Joseph Ponthus dit le productivisme à l’heure de la mondialisation :
« Toutes les crevettes nous les recevons congelées en provenance du canal de Madagascar du Pérou d'Inde du Nigeria du Guatemala d'Equateur. […] Il est fréquent que nous produisions plus de dix mille couronnes de crevettes apéro par jour a raison d'une bonne vingtaine de mini-crevettes apéro par couronne ».
Il dit la violence du travail à l’usine :
« À l'abattoir J'y vais comme on irait À l'abattoir »
« La semaine prochaine J'ai rencard chez le kiné Mon corps commence doucement à être ravagé par ce bon mois de carcasses Tout mon corps Mes muscles mes articulations mes lombaires mes cervicales Le reste de mon corps dont je ne sais pas le nom »
Il dit les gestes qui échappent aux contrôles :
« Je m'estime dans mon droit de manger à ma faim sur mon lieu de travail Et d'emporter ce que mes poches peuvent à la maison Pour l'instant c'est du détournement Artisanal Deux langoustes par-ci Une pince de crabe par-là Mais à partir de maintenant On va passer dans le sérieux »
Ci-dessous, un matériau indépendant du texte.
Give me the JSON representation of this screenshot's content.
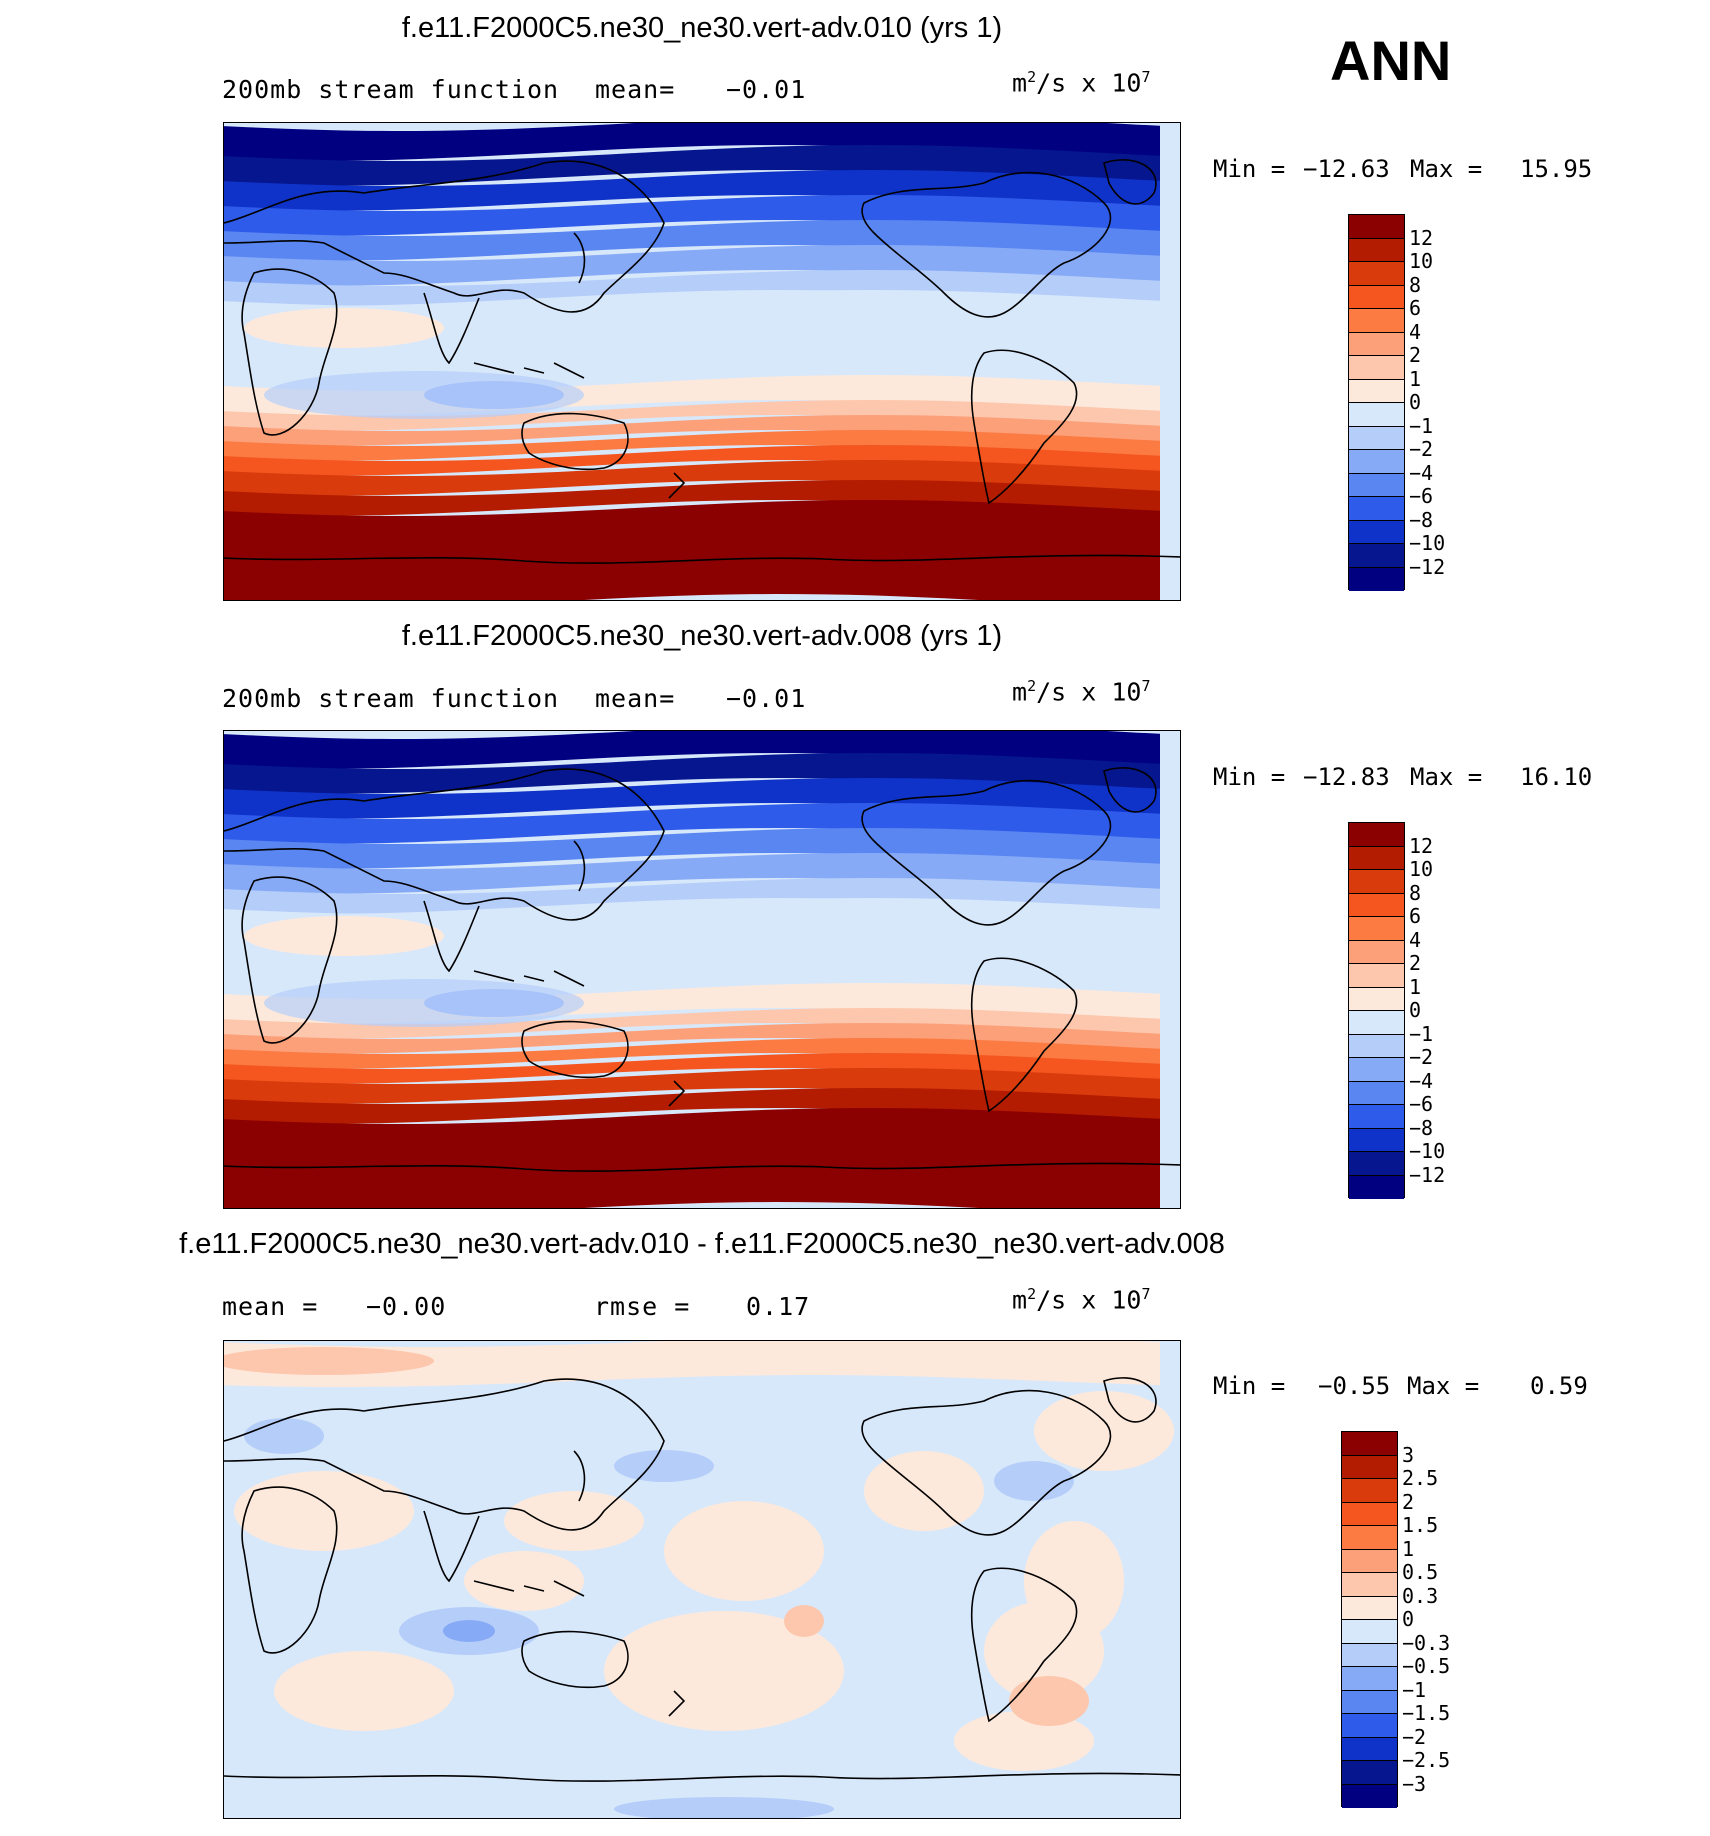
{
  "season": "ANN",
  "panels": [
    {
      "title": "f.e11.F2000C5.ne30_ne30.vert-adv.010 (yrs 1)",
      "subtitle_left": "200mb stream function",
      "mean_label": "mean=",
      "mean_value": "−0.01",
      "units_base": "m",
      "units_exp": "2",
      "units_rest": "/s x 10",
      "units_pow": "7",
      "min_label": "Min =",
      "min_value": "−12.63",
      "max_label": "Max =",
      "max_value": "15.95",
      "field": "total"
    },
    {
      "title": "f.e11.F2000C5.ne30_ne30.vert-adv.008 (yrs 1)",
      "subtitle_left": "200mb stream function",
      "mean_label": "mean=",
      "mean_value": "−0.01",
      "units_base": "m",
      "units_exp": "2",
      "units_rest": "/s x 10",
      "units_pow": "7",
      "min_label": "Min =",
      "min_value": "−12.83",
      "max_label": "Max =",
      "max_value": "16.10",
      "field": "total"
    },
    {
      "title": "f.e11.F2000C5.ne30_ne30.vert-adv.010 - f.e11.F2000C5.ne30_ne30.vert-adv.008",
      "subtitle_left": "mean =",
      "mean_label": "",
      "mean_value": "−0.00",
      "rmse_label": "rmse =",
      "rmse_value": "0.17",
      "units_base": "m",
      "units_exp": "2",
      "units_rest": "/s x 10",
      "units_pow": "7",
      "min_label": "Min =",
      "min_value": "−0.55",
      "max_label": "Max =",
      "max_value": "0.59",
      "field": "diff"
    }
  ],
  "colorbar_main": {
    "labels": [
      "12",
      "10",
      "8",
      "6",
      "4",
      "2",
      "1",
      "0",
      "−1",
      "−2",
      "−4",
      "−6",
      "−8",
      "−10",
      "−12"
    ],
    "colors": [
      "#8b0000",
      "#b31c00",
      "#d93b0c",
      "#f5561f",
      "#fb7b43",
      "#fca07a",
      "#fdc7ad",
      "#fde9db",
      "#d8e8fb",
      "#b5cdf9",
      "#87aaf7",
      "#5a86f1",
      "#2f5bea",
      "#0f33c8",
      "#05168f",
      "#000080"
    ]
  },
  "colorbar_diff": {
    "labels": [
      "3",
      "2.5",
      "2",
      "1.5",
      "1",
      "0.5",
      "0.3",
      "0",
      "−0.3",
      "−0.5",
      "−1",
      "−1.5",
      "−2",
      "−2.5",
      "−3"
    ],
    "colors": [
      "#8b0000",
      "#b31c00",
      "#d93b0c",
      "#f5561f",
      "#fb7b43",
      "#fca07a",
      "#fdc7ad",
      "#fde9db",
      "#d8e8fb",
      "#b5cdf9",
      "#87aaf7",
      "#5a86f1",
      "#2f5bea",
      "#0f33c8",
      "#05168f",
      "#000080"
    ]
  }
}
Joseph Ponthus dit, comme Nietzsche, que « le travail est la meilleure des polices ». Il dit l’aliénation de la précarité qui empêche les travailleurs de lutter :
« Les vieux de l'abattoir racontent aussi qu'à la belle époque révolue les intérimaires faisaient le piquet devant l'usine avec les titulaires […] Aujourd'hui les choses sont claires Un intérimaire en grève Ce qui est pourtant son droit Et bye bye Logique patronale évidente […] Je rêve d'être en grève Comme quand j'avais un vrai boulot et que je ne risquais rien Je rêve de pouvoir aller à la manif Mais je sais que lorsque je rentrerai je serai trop crevé »
Il dit le travail désincarné et la froideur de notre société contemporaine :
« Quelle poésie trouver dans la machine la cadence et l'abrutissement répétitif Dans les machines qui ne fonctionnent jamais ou qui vont trop vite Dans cette nuit sans fin éclairée de néons blafards sur les carreaux blancs des murs les inoxes des tables de travail les tapis mécanniques et le sol marronnasse Dans les animaux morts que l'on travail à longueur de nuit puis de matin Aucun oiseau ne vient jamais par une ouverture dérobée s'introduire dans nos ateliers Les seuls animaux vivants sont les rats qu'on combat près des poubelles extérieures. »
A la ligne – Feuillets d’usine, Joseph Ponthus, Éditions De la Table ronde, Paris, 2019.